MCEVERS: If this new law doesn't change your personal situation, what does the signing of this bill mean to you either way?

O'DONNELL: It still means a tremendous amount to my daughter and I, because while we personally may still have to go through the suffering, you know – and unfortunately, my daughter may have to carry a very horrible, terrible memory of me and my death forward – we hope that we are the last family ever to have to have that experience; and that thousands of other Californians now that are terminally ill will never have to go through this – because whether or not they choose to use aid in dying – knowing that they have that option is going to bring tremendous peace to them. So, all of this was worth it. It's still a landmark day for California; and hopefully, for the country.

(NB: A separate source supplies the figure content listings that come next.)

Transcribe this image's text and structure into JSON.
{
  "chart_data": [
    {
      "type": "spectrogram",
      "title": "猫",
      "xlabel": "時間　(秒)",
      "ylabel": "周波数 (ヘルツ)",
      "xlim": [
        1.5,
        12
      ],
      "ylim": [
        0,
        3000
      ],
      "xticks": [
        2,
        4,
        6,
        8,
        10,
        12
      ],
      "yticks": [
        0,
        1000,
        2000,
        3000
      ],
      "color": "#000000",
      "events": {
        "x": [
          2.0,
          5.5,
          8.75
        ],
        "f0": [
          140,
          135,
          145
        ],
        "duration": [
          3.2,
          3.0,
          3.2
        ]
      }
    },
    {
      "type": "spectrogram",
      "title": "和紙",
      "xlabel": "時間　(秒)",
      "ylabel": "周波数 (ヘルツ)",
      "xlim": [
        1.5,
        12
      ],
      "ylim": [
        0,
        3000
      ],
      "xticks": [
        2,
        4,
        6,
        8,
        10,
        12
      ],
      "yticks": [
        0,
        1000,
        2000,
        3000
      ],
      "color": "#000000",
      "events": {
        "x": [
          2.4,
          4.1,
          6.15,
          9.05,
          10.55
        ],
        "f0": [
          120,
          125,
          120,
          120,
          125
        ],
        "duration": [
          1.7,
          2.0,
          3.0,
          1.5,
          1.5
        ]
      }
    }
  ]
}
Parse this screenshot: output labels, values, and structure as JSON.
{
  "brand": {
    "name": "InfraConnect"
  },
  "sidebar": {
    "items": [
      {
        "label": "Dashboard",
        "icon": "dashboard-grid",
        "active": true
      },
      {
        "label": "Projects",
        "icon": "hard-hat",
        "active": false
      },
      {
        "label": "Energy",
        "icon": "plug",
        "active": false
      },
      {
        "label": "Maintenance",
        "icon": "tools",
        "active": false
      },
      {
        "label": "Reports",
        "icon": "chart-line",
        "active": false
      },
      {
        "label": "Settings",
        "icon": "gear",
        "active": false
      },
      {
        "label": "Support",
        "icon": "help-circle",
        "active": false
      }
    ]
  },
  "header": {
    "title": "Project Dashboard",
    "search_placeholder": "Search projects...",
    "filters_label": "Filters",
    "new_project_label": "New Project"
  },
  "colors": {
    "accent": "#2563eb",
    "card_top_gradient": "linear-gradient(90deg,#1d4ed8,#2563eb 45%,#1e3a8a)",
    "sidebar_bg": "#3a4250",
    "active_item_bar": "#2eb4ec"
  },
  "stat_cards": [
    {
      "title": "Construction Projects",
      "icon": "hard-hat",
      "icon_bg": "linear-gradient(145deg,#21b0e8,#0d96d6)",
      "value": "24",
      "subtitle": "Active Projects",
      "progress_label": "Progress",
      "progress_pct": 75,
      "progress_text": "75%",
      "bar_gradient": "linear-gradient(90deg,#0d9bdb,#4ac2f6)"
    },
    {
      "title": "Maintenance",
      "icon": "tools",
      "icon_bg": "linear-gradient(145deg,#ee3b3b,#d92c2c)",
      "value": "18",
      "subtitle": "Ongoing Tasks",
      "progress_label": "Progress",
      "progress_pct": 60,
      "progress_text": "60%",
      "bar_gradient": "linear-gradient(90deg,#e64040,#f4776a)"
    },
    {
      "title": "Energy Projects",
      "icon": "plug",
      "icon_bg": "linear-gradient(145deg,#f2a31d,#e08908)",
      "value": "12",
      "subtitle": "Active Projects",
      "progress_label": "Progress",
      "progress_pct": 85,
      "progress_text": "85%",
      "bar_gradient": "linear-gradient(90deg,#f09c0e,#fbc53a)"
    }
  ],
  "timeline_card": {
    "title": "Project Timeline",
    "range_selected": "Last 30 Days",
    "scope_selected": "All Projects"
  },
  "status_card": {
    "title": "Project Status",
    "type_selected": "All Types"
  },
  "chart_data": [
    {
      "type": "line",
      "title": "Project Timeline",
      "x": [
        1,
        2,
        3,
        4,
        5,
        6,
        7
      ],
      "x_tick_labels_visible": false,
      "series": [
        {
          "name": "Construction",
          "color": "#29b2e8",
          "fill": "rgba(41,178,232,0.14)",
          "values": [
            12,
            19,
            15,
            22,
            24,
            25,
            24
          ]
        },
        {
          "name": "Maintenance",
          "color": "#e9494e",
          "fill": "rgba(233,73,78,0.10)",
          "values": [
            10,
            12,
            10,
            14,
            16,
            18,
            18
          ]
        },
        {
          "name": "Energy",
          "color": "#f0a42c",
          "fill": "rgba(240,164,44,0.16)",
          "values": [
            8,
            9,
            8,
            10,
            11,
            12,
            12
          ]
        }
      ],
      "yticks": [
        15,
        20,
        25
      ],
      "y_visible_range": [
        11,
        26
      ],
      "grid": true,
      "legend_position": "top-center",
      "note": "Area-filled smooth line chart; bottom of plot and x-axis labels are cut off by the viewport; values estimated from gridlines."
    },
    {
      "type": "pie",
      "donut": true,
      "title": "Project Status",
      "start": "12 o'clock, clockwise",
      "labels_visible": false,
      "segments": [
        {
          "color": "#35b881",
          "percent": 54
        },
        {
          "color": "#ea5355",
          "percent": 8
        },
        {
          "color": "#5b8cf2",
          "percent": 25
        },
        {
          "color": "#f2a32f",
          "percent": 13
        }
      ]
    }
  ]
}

The public radio host added at the end of the interview that O'Donnell "did tell us that she is pursuing another option to end her life legally. She has a lawsuit pending that would protect a doctor from prosecution if that doctor prescribed her medication that would end her life."

Back in February 2014, NPR's Richard Knox hyped that a Pennsylvania judge's dismissal of a homicide case involving admitted euthanasia as "a sign that attitudes about end-of-life decisions are changing, whatever most statutes say." Knox euphemistically referred to euthanasia as "medical care that may hasten death."